Precisamos falar de política industrial
No final dos anos de 1980, o Brasil era o sexto maior produtor industrial do mundo. Éramos um país com uma incrível diversificação industrial, rara na época. Sabíamos produzir quase tudo, até mesmo aviões, computadores, vacinas e qualquer produto eletrônico, incluindo-se seus componentes, como os semicondutores. Claro que alguns desses produtos eram mais caros que os análogos feitos em outros países, e às vezes a qualidade dos mesmos era sofrível – o que gerava muita crítica ao nosso “made in Brazil”.
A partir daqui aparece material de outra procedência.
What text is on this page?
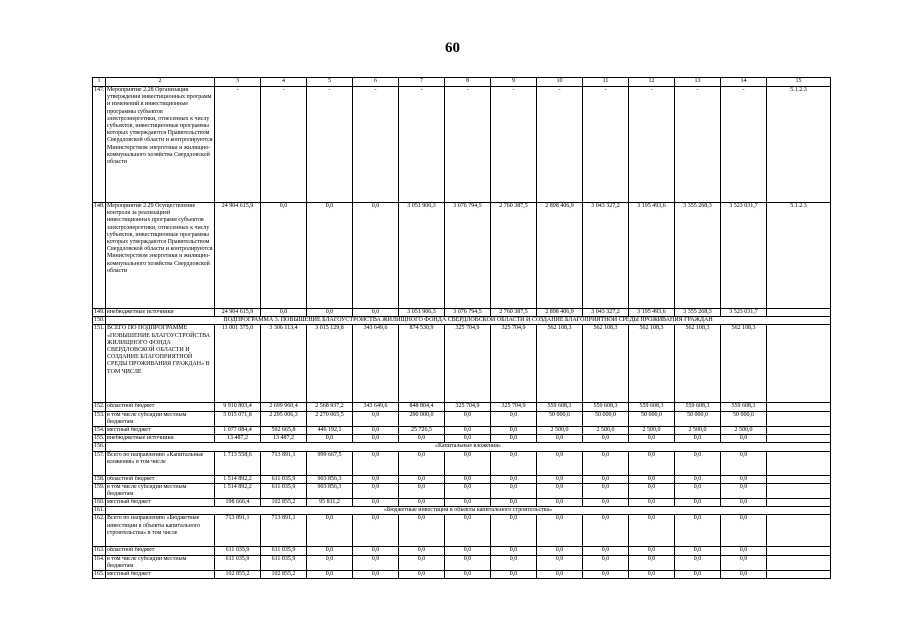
60
1	2	3	4	5	6	7	8	9	10	11	12	13	14	15
147.	Мероприятие 2.28 Организация утверждения инвестиционных программ и изменений в инвестиционные программы субъектов электроэнергетики, отнесенных к числу субъектов, инвестиционные программы которых утверждаются Правительством Свердловской области и контролируются Министерством энергетики и жилищно-коммунального хозяйства Свердловской области	-	-	-	-	-	-	-	-	-	-	-	-	5.1.2.3
148.	Мероприятие 2.29 Осуществление контроля за реализацией инвестиционных программ субъектов электроэнергетики, отнесенных к числу субъектов, инвестиционные программы которых утверждаются Правительством Свердловской области и контролируются Министерством энергетики и жилищно-коммунального хозяйства Свердловской области	24 904 615,9	0,0	0,0	0,0	3 051 906,3	3 076 794,5	2 760 387,5	2 898 406,9	3 043 327,2	3 195 493,6	3 355 268,3	3 523 031,7	5.1.2.3
149.	внебюджетные источники	24 904 615,9	0,0	0,0	0,0	3 051 906,3	3 076 794,5	2 760 387,5	2 898 406,9	3 043 327,2	3 195 493,6	3 355 268,3	3 523 031,7	
150.	ПОДПРОГРАММА 3. ПОВЫШЕНИЕ БЛАГОУСТРОЙСТВА ЖИЛИЩНОГО ФОНДА СВЕРДЛОВСКОЙ ОБЛАСТИ И СОЗДАНИЕ БЛАГОПРИЯТНОЙ СРЕДЫ ПРОЖИВАНИЯ ГРАЖДАН													
151.	ВСЕГО ПО ПОДПРОГРАММЕ «ПОВЫШЕНИЕ БЛАГОУСТРОЙСТВА ЖИЛИЩНОГО ФОНДА СВЕРДЛОВСКОЙ ОБЛАСТИ И СОЗДАНИЕ БЛАГОПРИЯТНОЙ СРЕДЫ ПРОЖИВАНИЯ ГРАЖДАН» В ТОМ ЧИСЛЕ	11 001 375,0	3 306 113,4	3 015 129,8	343 649,6	874 530,9	325 704,9	325 704,9	562 108,3	562 108,3	562 108,3	562 108,3	562 108,3	
152.	областной бюджет	9 910 803,4	2 699 960,4	2 568 937,2	343 649,6	848 804,4	325 704,9	325 704,9	559 608,3	559 608,3	559 608,3	559 608,3	559 608,3	
153.	в том числе субсидии местным бюджетам	5 015 071,8	2 295 006,3	2 270 065,5	0,0	290 000,0	0,0	0,0	50 000,0	50 000,0	50 000,0	50 000,0	50 000,0	
154.	местный бюджет	1 077 084,4	592 665,8	446 192,1	0,0	25 726,5	0,0	0,0	2 500,0	2 500,0	2 500,0	2 500,0	2 500,0	
155.	внебюджетные источники	13 487,2	13 487,2	0,0	0,0	0,0	0,0	0,0	0,0	0,0	0,0	0,0	0,0	
156.	«Капитальные вложения»													
157.	Всего по направлению «Капитальные вложения» в том числе	1 713 558,6	713 891,1	999 667,5	0,0	0,0	0,0	0,0	0,0	0,0	0,0	0,0	0,0	
158.	областной бюджет	1 514 892,2	611 035,9	903 856,3	0,0	0,0	0,0	0,0	0,0	0,0	0,0	0,0	0,0	
159.	в том числе субсидии местным бюджетам	1 514 892,2	611 035,9	903 856,3	0,0	0,0	0,0	0,0	0,0	0,0	0,0	0,0	0,0	
160.	местный бюджет	198 666,4	102 855,2	95 811,2	0,0	0,0	0,0	0,0	0,0	0,0	0,0	0,0	0,0	
161.	«Бюджетные инвестиции в объекты капитального строительства»													
162.	Всего по направлению «Бюджетные инвестиции в объекты капитального строительства» в том числе	713 891,1	713 891,1	0,0	0,0	0,0	0,0	0,0	0,0	0,0	0,0	0,0	0,0	
163.	областной бюджет	611 035,9	611 035,9	0,0	0,0	0,0	0,0	0,0	0,0	0,0	0,0	0,0	0,0	
164.	в том числе субсидии местным бюджетам	611 035,9	611 035,9	0,0	0,0	0,0	0,0	0,0	0,0	0,0	0,0	0,0	0,0	
165.	местный бюджет	102 855,2	102 855,2	0,0	0,0	0,0	0,0	0,0	0,0	0,0	0,0	0,0	0,0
Nesse clima, em 1990, foi eleito um presidente da República, Fernando Collor, cuja campanha eleitoral criticava a qualidade de nossos produtos, a ponto de chamar os automóveis aqui produzidos de “carroças”. Collor atendeu plenamente às pressões que vinham de fora para que facilitássemos as importações de produtos industriais, com a alegação de que o produto brasileiro não prestava, pois não era exposto à competição internacional. O que se dizia, na época, é que, na medida que fosse obrigado a competir com o estrangeiro, a competitividade do produto brasileiro melhoraria e a indústria nacional poderia evoluir em qualidade e sofisticação, e os preços seriam mais baixos.
Passados pouco mais de 30 anos, sabemos que aconteceu exatamente o contrário, ou seja, hoje não estamos nem entre os 15 principais produtores industriais do mundo e a manufatura, que era a quarta parte do nosso PIB naquela época, hoje não representa nem nove por cento do mesmo. O fato é que retrocedemos, e nos tornamos novamente um país agrícola. No entanto, as grandes potências e os países que conseguiram superar o atraso nas últimas décadas o fizeram porque deram grande importância à indústria de transformação. É o caso da China, da Coreia do Sul e de praticamente todos os países altamente desenvolvidos. No nosso caso, perdemos a indústria e nos concentramos na produção de commodities como soja, algodão, café, minério de ferro etc.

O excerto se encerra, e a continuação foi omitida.